I have exactly the same question in the post except I used #quanteda to generate a dfm for svm model (cause I need to have exact same dfms for crossvalidation prediction): How to recreate same DocumentTermMatrix with new (test) data
However, my training set (trainingtfidf, as crude1.dtm in the post) has 170000+ documents and 670000+ in my test set (testtfidf, as crude2.dtm in the post) so I couldn't convert my new test set to either a matrix or a data frame:
>testtfidf <- as.data.frame(testtfidf)
Error in asMethod(object) :
Cholmod error 'problem too large' at file ../Core/cholmod_dense.c, line 105
So I tried to do it as a dfm directly:
# Keep the column names in test set which are shared with training set
testtfidf1 <- testtfidf[, intersect(colnames(testtfidf), colnames(trainingtfidf))]
# Extracting column names in training set but not in testset
namevactor <- colnames(protocoltfidf)[which(!colnames(protocoltfidf) %in% colnames(testtfidf1)==TRUE)]

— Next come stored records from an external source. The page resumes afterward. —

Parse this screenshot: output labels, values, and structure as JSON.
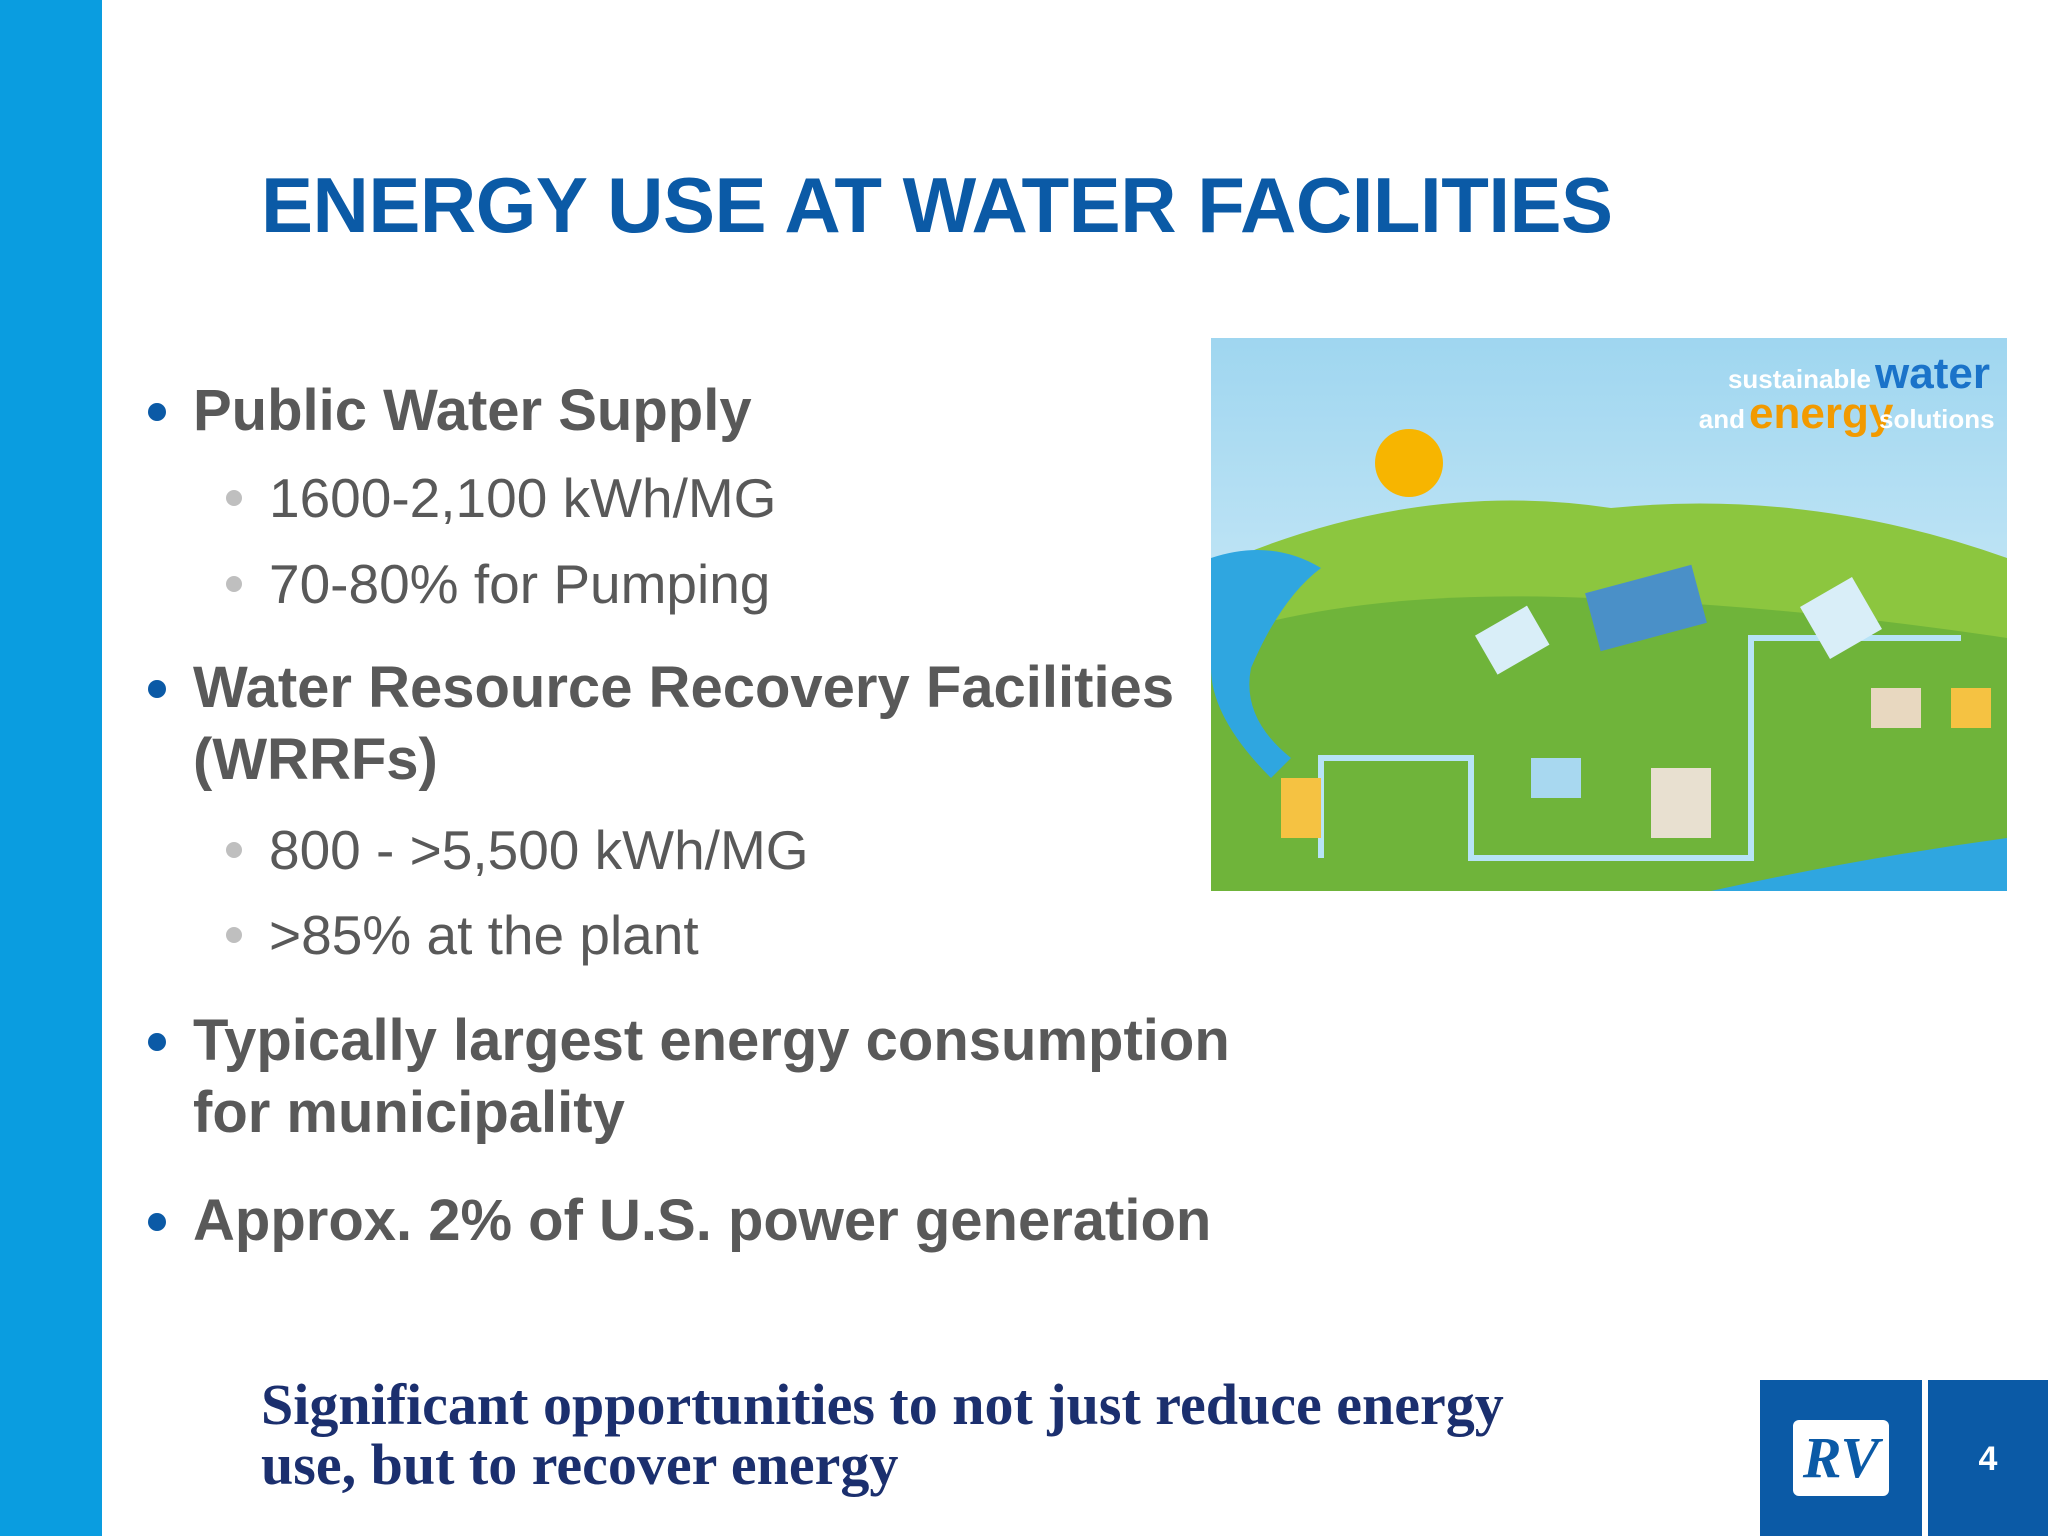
{
  "slide": {
    "title": "ENERGY USE AT WATER FACILITIES",
    "bullets": [
      {
        "text": "Public Water Supply",
        "sub": [
          "1600-2,100 kWh/MG",
          "70-80% for Pumping"
        ]
      },
      {
        "text": [
          "Water Resource Recovery Facilities",
          "(WRRFs)"
        ],
        "sub": [
          "800 - >5,500 kWh/MG",
          ">85% at the plant"
        ]
      },
      {
        "text": [
          "Typically largest energy consumption",
          "for municipality"
        ]
      },
      {
        "text": "Approx. 2% of U.S. power generation"
      }
    ],
    "image": {
      "heading": [
        "sustainable",
        "water",
        "and",
        "energy",
        "solutions"
      ]
    },
    "footer": [
      "Significant opportunities to not just reduce energy",
      "use, but to recover energy"
    ],
    "logo": "RV",
    "page_number": "4"
  }
}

# Add the columns back to test set and set the elements as NA since the terms do that exist in the test set
testtfidf1[,namevactor] <- NA
But it gave me the error for the last line:
Error in intI(i, n = di[margin], dn = dn[[margin]], give.dn = FALSE) :
invalid character indexing
Could any one help me with this? I've been struggling for two days and I'm so close to get this done! Thanks!